On my travels so far, three places have received the most enthusiastic and universal raves: Buenos Aires, Laos, and Prague. The Czech capital doesn’t disappoint, and when you’re on the Charles Bridge overlooking the Vlatava River at sunset, surrounded by the city’s hundred twisting spires, you have to remember all the things you love about Paris to stop yourself from proclaiming Prague the prettiest girl you’ve seen and calling an end to the contest right there.

Many of those hundred spires are sticking up from one of the city’s many churches. Mom and I were at St. Nicholas Church today, taking in the Baroque beauty after paying our 50 crown entrance fee (“Praying free 8:30-9:00am”).
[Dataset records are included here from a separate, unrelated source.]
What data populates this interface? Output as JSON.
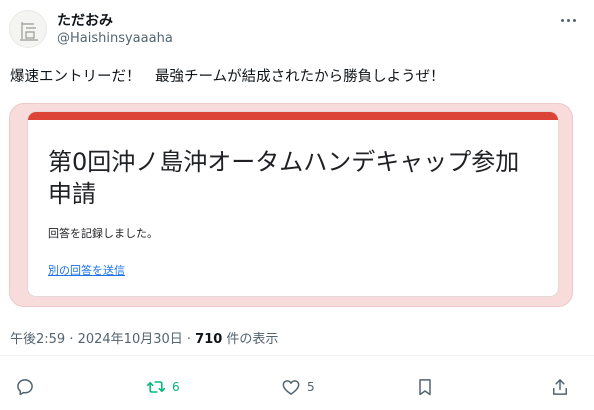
{
  "author": {
    "display_name": "ただおみ",
    "handle": "@Haishinsyaaaha"
  },
  "tweet": {
    "text": "爆速エントリーだ！　最強チームが結成されたから勝負しようぜ！"
  },
  "card": {
    "title": "第0回沖ノ島沖オータムハンデキャップ参加申請",
    "message": "回答を記録しました。",
    "link": "別の回答を送信",
    "accent_color": "#db4437"
  },
  "meta": {
    "timestamp": "午後2:59 · 2024年10月30日 · ",
    "views_count": "710",
    "views_label": " 件の表示"
  },
  "actions": {
    "reply": {
      "icon": "reply-icon",
      "count": ""
    },
    "retweet": {
      "icon": "retweet-icon",
      "count": "6",
      "color": "#00ba7c"
    },
    "like": {
      "icon": "heart-icon",
      "count": "5"
    },
    "bookmark": {
      "icon": "bookmark-icon"
    },
    "share": {
      "icon": "share-icon"
    }
  }
}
As the gold plated figures shined down on us I remembered something a group of Christian girls I met in Thailand last year had said. They wondered why the Buddhist temples needed to be so big, what was being proven and glorified by erecting the world’s largest reclining Buddha. I can confidently report that there’s nothing more excessive at Bangkok’s Wat Po than at Prague’s St. Nicholas.

Another religious opinion we’ve all heard is that Islam is a violent religion. I haven’t read the Koran but some people seem to think the book advocates violence while others say there are only a few such passages in a large text. Nothing in the book can be much more violent than the depictions at the alter of St. Nicholas. One statue depicts a man stomping on another’s neck while a more resourceful saint has found a pitchfork to lance an evildoer with. If you didn’t know much about Christ and walked into St. Nicholas, you might wonder what kind of religion he’d set up. “This doesn’t seem to match his teachings,” mom said.

Prague’s a peaceful place though, all-in-all. It’s a bold type name on any European map and that brings pride to the Czech people. It also brings the Czech people to Prague; “Prague-centrism,” as a country girl explained it to me. But it brings people from further away than Cresky Krumlov. They crowd onto the Charles Bridge for the long, slow sunset and take pretty pictures of the saints doing nasty things.